Quedé atónito. ¿Qué significaba ese tono autoritario y patronal?
—Pero si no se trata de un huésped —dijo mi amigo con tono suplicante—, no te impedirá descansar de tu viaje. Te ruego que no le trates con demasiada ceremonia... Te va a gustar tan pronto como lo veas. Sé que os vais a hacer amigos en seguida.
Salí de mi escondite tras el macizo de lilas y me dirigí hacia la mesa. El conde me reconoció y su cara se iluminó con una sonrisa de alegría.
—¡Pero si está aquí!, ¡está aquí! —gritó, rojo de placer, y levantándose de la mesa—. ¡Qué bien que hayas venido!
Corrió hacia mí, me estrechó en sus brazos y sus largos bigotes rozaron varias veces mis mejillas. Sus besos fueron seguidos de prolongados apretones de manos y profundas miradas a los ojos.
—¡Serguei! ¡No has cambiado nada! ¡Sigues siendo el mismo! ¡El mismo muchacho fuerte y hermoso! ¡Gracias por aceptar mi invitación y venir de inmediato!
Cuando me libré de las efusiones del conde, saludé al administrador, a quien conocía de tiempo atrás, y me senté a la mesa.
—¡Ay, palomito mío! —continuó el conde en tono excitado y ansioso—, ¡si supieras cuánto me reconforta ver tu cara jovial otra vez! Pero no os conocéis, ¿verdad? Permíteme presentarte a mi buen amigo Gaetan Kazimirovich Pchejotski. Y éste —continuó, dirigiéndose a su obeso acompañante— es mi amigo, mi viejo amigo, Serguei Petrovich Zinoviev. Nuestro juez de instrucción.

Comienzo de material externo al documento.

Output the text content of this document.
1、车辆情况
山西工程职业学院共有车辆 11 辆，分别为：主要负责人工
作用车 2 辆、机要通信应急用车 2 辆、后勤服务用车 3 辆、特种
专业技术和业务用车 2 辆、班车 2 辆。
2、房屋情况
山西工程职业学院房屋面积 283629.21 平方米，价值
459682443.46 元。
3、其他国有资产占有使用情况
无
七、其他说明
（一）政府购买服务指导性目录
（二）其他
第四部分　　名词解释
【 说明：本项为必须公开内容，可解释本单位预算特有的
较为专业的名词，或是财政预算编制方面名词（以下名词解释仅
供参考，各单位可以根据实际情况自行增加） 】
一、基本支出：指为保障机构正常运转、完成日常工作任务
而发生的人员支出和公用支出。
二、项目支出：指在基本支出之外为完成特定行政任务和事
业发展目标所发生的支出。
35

El hombre gordo, de cejas negras, apenas se incorporó y me tendió su enorme mano bañada en sudor.
—Mucho gusto —masculló, observándome de pies a cabeza—. Mucho gusto.
Terminadas las presentaciones, el conde me sirvió un vaso de té frío, rojizo, y me tendió una lata de bizcochos. —¡Pruébalos!... Al pasar por Moscú entré en la tienda de
Einam a comprarlos. No sabes lo enojado que estoy contigo, Seriosha. Quería pelearme contigo... No sólo no me has escrito una sola línea durante estos dos últimos años, sino que tampoco te has dignado contestar ninguna de mis cartas. Eso no es propio de un amigo.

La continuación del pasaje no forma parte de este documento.